Bug 11054 - Boot hangs in x86_64 OKI ANIMA 3300 laptop
Boot hangs in x86_64 OKI ANIMA 3300 laptop
Status: CLOSED OBSOLETE
Product: Drivers
Classification: Unclassified
Component: PCI
All Linux
: P1 high
Assigned To: drivers_pci@kernel-bugs.osdl.org
:
Depends on:
Blocks:
  Show dependency treegraph
 
Reported: 2008-07-08 02:12 UTC by Juan Jesús García de Soria
Modified: 2012-05-22 12:45 UTC (History)
5 users (show)

See Also:
Kernel Version: 2.6.25
Tree: Mainline
Regression: Yes


Attachments
Detailed lspci output (43.23 KB, text/plain)
2008-07-18 10:38 UTC, Juan Jesús García de Soria
Details
Disassembled DSDT contents (128.45 KB, text/plain)
2008-11-21 00:16 UTC, Juan Jesús García de Soria
Details

Description Juan Jesús García de Soria 2008-07-08 02:12:41 UTC
Latest working kernel version: commit 5eb7f9fa847b8ab6e4864bfb8cb45f370844a47c (somewhere after 2.6.25-rc7)

Earliest failing kernel version: commit 12c22d6ef299ccf0955e5756eb57d90d7577ac68 (somewhere after 2.6.25-rc7)

Distribution: Gentoo Linux

Hardware Environment: x86_64 OKI ANIMA 3300 laptop

Software Environment: Kernel.

Problem Description: The boot hangs after printing that MSI signaling has been enabled on a pair of PCI bridges. Sometimes the console gets garbled when the hang happens, sometimes not.

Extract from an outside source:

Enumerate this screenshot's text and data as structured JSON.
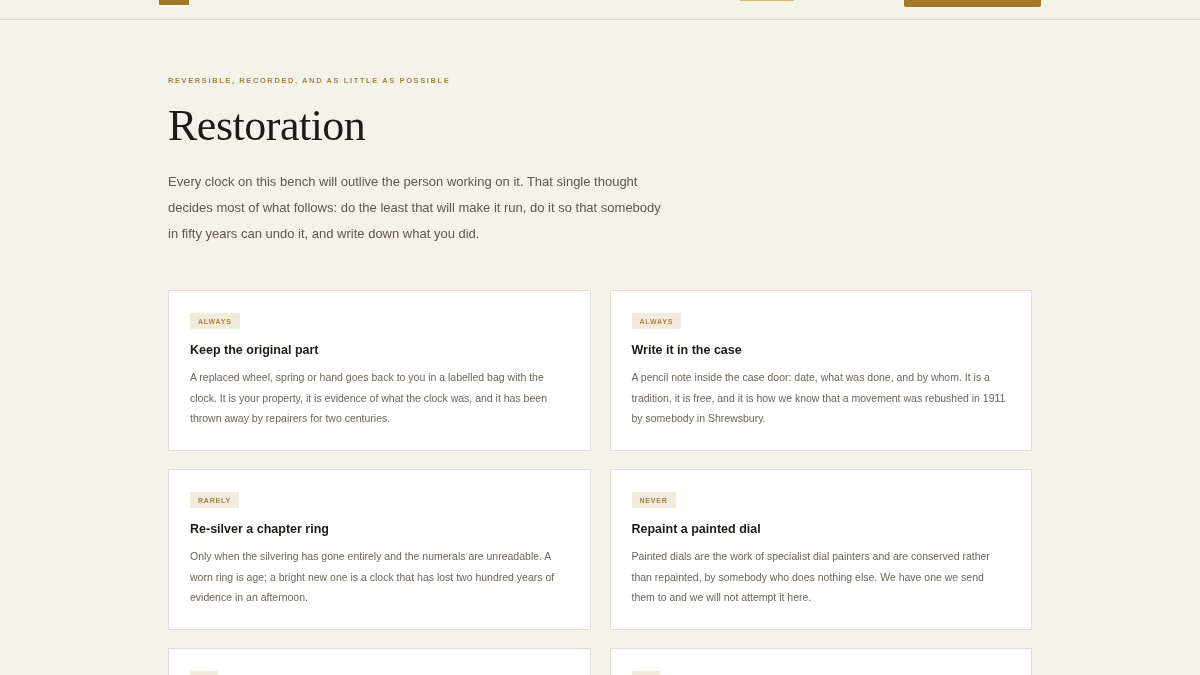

I bisected the problem to this specific commit:

commit 12c22d6ef299ccf0955e5756eb57d90d7577ac68
Author: Linus Torvalds <torvalds@linux-foundation.org>
Date:   Wed Mar 26 11:22:40 2008 -0700

    Revert "PCI: remove transparent bridge sizing"

    This reverts commit 8fa5913d54f3b1e09948e6a0db34da887e05ff1f, which
    caused various interesting problems for people, including wrong resource
    allocations.  See for example bugzilla entry "2.6.25-rc2: ohci1394
    problem (MMIO broken)" at

        http://bugzilla.kernel.org/show_bug.cgi?id=10080

[...]


I applied a reversion of that commit onto the mainline head (2.6.26-rc9) and it now boots flawlessly (rt61pci still doesn't work reliably, but I found the system stable when using a PCMCIA ath5k card).


Steps to reproduce: Boot with bad version and hangs; boot with good version and it works.
Comment 1 Juan Jesús García de Soria 2008-07-08 02:15:15 UTC
I don't know about the other interesting problems caused by the commit reverted
in the problematic commit. I know I need it un-reverted to boot my machine.
Perhaps some kind of quirk is needed.
Comment 2 Juan Jesús García de Soria 2008-07-18 10:38:34 UTC
Created attachment 16878 [details]
Detailed lspci output
Comment 3 Juan Jesús García de Soria 2008-07-18 10:40:37 UTC
I've attached the detailed output of lspci on my machine running some 2.6.24 kernel.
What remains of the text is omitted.